Has it ever occurred to you that we live in a world of promises? Most of the time we are not aware how promises are pillars of human interaction. Promises make up so much of our lives. As I am writing this, it’s with an understanding that the computer I am using is going to work promised, be it the hardware or the software. And that’s just the beginning. Since my plan is to share this with the world via the extremely complex system known as the Internet, there are innumerable pieces of technology and human involvement committed to perform as promised. I am depending on those promises. I depend on the promises my fellow drivers make when they get their drivers’ licenses to not purposely harm me. I expect that businesses will be true to their word when I purchase their products. If I buy a carton of milk, I expect the promised milk to be in the carton. So many promises do we take for granted!

Most employment and work contracts contain all sorts of promises made by all parties involved. I promise to do a particular type and quality of work for a certain number of hours. You promise to pay me a certain amount of money to be given to me at set time intervals.

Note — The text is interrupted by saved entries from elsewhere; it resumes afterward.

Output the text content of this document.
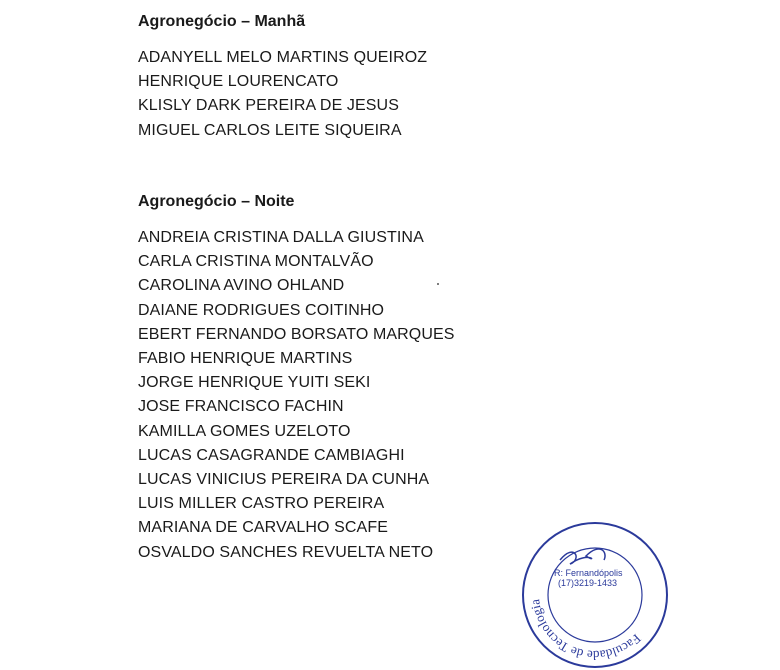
Agronegócio – Manhã
ADANYELL MELO MARTINS QUEIROZ
HENRIQUE LOURENCATO
KLISLY DARK PEREIRA DE JESUS
MIGUEL CARLOS LEITE SIQUEIRA
Agronegócio – Noite
ANDREIA CRISTINA DALLA GIUSTINA
CARLA CRISTINA MONTALVÃO
CAROLINA AVINO OHLAND
DAIANE RODRIGUES COITINHO
EBERT FERNANDO BORSATO MARQUES
FABIO HENRIQUE MARTINS
JORGE HENRIQUE YUITI SEKI
JOSE FRANCISCO FACHIN
KAMILLA GOMES UZELOTO
LUCAS CASAGRANDE CAMBIAGHI
LUCAS VINICIUS PEREIRA DA CUNHA
LUIS MILLER CASTRO PEREIRA
MARIANA DE CARVALHO SCAFE
OSVALDO SANCHES REVUELTA NETO
Faculdade de Tecnologia
R: Fernandópolis
(17)3219-1433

We depend on the promises given to us via travel and event schedules. You couldn’t plan a trip, be it locally or internationally, if buses, trains, and planes would only be available when travel companies might feel like it.

I am guessing that while you have been reading or listening to this, you have thought about the great number of broken promises you have endured in your life: companies that didn’t deliver the goods, undependable employees, the show you were looking forward to cancelling last minute, buses that don’t show up, and so on. The reason why this is so irksome is because we are promise oriented beings. We expect promises and we expect them to be kept.

We live in a promise-oriented world because it was created by a promise-oriented God. Promise is embedded in the very system of life. Even more than our dependance on the promises we make to each other, we depend on the systems of life, subconsciously most of the time. We don’t worry that gravity or buoyancy will not come through for us. That’s because the God of promise designed, implemented, and oversees these systems. Even people who believe that the universe is the result of random impersonal chance, relate to life as if it is designed in the dependable way I just described.

They do so until they want otherwise. More and more people are attempting to deny the innate dependability of God’s creation. It doesn’t matter to them that men and women are created a certain way, for example. It doesn’t seem to matter to that treating ourselves or others contrary to design will inevitably end in disaster. Desire, not design, is paramount.

It’s no wonder that along with rejecting the way the promise-oriented God made the world, more and more have human promises become less and less reliable. We still promise but do so in order to manipulate others not commit ourselves to promised outcomes. Politicians have been doing that for a long time. Perhaps we have all become political now, treating our word like it’s nothing.

This is not new, of course. When Messiah came into the world, he said: “Let what you say be simply ‘Yes’ or ‘No’; anything more than this comes from evil” (Matthew 5:37). Being true to our word should be normal. We are to be promise-oriented people because we have been made in the image of a promise-oriented God.